Comment se sentent les Français aujourd'hui, à quelques jours du second tour des législatives ?
Thibaut Nguyen : Plutôt pessimistes par rapport à un avenir perçu comme sombre ! Lorsqu'on les interroge sur l'avenir du monde, les Français se déclarent aux trois quarts plutôt pas confiants ou pas du tout confiants. C'est 18 points de plus par rapport à 2018... À cette époque, la population considérait déjà que le monde traversait une crise idéologique sans précédent. La nouveauté, c'est que le sentiment qu'il est déjà trop tard pour agir a augmenté de 11 points... Lorsqu'on redescend d'un échelon, 2/3 des Français déclarent que leur pays va mal et qu'ils ne sont pas confiants en l'avenir, un ressenti plus fort chez les femmes.

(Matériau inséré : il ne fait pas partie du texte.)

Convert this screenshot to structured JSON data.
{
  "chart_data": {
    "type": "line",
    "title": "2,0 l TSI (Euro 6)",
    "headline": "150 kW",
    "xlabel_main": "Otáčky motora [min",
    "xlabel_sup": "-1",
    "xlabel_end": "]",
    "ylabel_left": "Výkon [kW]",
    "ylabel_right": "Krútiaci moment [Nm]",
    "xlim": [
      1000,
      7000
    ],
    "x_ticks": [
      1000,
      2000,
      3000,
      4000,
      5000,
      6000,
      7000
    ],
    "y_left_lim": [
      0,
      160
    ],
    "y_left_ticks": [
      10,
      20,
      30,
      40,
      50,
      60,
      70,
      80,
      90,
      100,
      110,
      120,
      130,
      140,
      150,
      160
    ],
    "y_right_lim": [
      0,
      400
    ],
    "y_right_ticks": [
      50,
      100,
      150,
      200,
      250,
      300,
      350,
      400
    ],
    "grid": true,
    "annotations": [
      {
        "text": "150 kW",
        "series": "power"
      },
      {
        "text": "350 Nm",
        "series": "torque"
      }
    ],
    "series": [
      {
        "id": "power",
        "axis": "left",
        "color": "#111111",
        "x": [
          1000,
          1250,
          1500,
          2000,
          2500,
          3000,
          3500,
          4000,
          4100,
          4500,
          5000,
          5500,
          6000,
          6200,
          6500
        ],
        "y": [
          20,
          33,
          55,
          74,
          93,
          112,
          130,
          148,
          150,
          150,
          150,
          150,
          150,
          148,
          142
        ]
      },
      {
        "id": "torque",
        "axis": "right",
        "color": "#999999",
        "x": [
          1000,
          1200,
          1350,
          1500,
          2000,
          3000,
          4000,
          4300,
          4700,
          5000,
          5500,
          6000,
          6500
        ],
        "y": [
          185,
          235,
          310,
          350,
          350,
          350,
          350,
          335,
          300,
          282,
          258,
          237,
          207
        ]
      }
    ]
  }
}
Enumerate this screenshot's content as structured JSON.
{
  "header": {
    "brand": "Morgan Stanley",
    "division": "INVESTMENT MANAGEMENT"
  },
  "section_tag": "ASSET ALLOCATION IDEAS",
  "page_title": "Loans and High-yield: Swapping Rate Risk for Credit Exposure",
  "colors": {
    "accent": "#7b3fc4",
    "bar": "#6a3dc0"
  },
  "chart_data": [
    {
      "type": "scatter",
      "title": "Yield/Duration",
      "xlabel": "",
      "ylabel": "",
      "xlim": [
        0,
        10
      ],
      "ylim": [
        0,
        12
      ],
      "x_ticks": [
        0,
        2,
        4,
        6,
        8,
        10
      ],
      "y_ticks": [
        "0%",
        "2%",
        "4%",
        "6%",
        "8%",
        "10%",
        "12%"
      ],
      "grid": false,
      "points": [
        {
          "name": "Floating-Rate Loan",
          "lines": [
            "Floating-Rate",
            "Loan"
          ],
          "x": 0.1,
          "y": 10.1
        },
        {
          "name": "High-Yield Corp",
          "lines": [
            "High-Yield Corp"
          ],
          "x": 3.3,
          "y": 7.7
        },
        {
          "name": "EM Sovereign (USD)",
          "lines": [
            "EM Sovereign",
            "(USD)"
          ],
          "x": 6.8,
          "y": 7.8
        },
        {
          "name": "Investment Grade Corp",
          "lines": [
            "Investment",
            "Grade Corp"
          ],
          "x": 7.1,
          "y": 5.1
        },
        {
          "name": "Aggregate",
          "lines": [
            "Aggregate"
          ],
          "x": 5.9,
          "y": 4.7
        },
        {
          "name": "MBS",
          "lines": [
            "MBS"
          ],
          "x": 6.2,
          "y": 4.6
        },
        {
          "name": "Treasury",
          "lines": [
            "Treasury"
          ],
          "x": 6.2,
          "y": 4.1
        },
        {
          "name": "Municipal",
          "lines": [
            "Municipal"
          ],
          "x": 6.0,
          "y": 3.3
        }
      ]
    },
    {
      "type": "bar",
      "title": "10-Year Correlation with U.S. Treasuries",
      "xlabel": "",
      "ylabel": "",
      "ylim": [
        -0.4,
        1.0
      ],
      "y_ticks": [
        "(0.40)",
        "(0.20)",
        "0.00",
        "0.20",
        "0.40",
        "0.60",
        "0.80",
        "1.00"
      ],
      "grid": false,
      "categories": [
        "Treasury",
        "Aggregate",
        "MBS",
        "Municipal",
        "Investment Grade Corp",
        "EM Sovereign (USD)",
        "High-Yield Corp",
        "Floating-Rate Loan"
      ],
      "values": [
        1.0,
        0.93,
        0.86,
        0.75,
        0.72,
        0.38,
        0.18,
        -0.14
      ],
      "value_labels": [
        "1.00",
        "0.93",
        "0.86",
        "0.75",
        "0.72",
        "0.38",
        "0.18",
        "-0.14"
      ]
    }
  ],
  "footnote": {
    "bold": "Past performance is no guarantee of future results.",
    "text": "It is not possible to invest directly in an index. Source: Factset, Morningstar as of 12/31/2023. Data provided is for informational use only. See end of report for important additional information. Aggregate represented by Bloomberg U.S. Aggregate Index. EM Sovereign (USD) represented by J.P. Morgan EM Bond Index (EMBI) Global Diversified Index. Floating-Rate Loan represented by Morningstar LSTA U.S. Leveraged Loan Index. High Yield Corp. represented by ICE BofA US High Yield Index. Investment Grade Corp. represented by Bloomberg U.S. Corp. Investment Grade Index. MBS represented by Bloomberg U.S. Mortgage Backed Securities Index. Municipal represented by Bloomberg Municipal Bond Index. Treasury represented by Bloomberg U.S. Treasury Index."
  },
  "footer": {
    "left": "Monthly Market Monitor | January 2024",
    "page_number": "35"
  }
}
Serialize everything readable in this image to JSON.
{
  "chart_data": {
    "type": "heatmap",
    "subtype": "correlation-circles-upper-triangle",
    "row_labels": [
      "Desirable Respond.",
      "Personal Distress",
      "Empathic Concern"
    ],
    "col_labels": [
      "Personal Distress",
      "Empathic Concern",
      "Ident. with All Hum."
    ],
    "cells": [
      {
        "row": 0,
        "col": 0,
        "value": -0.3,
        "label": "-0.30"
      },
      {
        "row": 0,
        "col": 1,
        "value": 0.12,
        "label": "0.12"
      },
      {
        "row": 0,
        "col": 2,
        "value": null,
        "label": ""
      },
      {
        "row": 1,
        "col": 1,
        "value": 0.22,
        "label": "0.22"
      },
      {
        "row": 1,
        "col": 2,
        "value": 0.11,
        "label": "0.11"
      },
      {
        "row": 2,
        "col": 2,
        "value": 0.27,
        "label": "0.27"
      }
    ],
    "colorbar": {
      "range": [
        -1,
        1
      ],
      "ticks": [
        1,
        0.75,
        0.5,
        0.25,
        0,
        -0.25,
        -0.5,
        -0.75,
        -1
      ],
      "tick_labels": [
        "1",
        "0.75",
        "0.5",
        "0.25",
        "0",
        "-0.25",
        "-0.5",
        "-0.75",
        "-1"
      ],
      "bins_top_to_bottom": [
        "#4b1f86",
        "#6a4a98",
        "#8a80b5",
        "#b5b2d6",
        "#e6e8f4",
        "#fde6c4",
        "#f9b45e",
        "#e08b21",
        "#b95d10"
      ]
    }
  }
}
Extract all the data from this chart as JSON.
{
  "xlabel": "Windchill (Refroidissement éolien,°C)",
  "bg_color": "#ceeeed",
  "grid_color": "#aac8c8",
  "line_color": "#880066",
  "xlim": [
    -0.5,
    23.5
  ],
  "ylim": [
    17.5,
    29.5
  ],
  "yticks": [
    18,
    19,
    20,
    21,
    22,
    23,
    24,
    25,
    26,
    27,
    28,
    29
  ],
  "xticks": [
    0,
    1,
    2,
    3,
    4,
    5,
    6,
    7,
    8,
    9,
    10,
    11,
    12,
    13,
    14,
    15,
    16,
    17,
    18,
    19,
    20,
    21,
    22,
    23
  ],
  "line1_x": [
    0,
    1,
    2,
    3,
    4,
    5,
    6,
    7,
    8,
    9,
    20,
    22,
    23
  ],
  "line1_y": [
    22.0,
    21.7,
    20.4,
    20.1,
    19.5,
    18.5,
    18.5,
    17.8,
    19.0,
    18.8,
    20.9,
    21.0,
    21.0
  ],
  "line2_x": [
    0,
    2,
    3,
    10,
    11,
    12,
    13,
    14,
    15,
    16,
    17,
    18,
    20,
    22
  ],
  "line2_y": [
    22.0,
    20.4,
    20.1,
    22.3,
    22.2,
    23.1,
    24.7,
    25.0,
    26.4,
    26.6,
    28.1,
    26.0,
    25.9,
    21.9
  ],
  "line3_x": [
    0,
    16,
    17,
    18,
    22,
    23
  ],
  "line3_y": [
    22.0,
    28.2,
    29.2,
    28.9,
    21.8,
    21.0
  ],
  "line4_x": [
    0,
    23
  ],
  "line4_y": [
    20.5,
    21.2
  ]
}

La cause de ce pessimisme ? Une fracture sociale pour 85 % des Français et une fracture générationnelle pour 66 % d'entre eux. Ces chiffres décrivent bien le climat de défiance actuel : 70 % des Français considèrent qu’on ne peut pas faire confiance aux autres, soit +15 points par rapport à 2018. Globalement, les Français ont le sentiment que le collectif dépérit, un sentiment exacerbé par la pandémie qui a contribué à parfois scinder violemment les familles (entre vax et anti-vax notamment.) En outre, trois quarts des Français ont l’impression de ne pas être pris en compte dans le débat politique et de ne pas être compris par les médias et journalistes. Une petite moitié ne se sent pas protégée en termes d'emploi, de santé et de justice.
Paradoxalement, au niveau personnel, les gens voient plutôt le verre à moitié plein ?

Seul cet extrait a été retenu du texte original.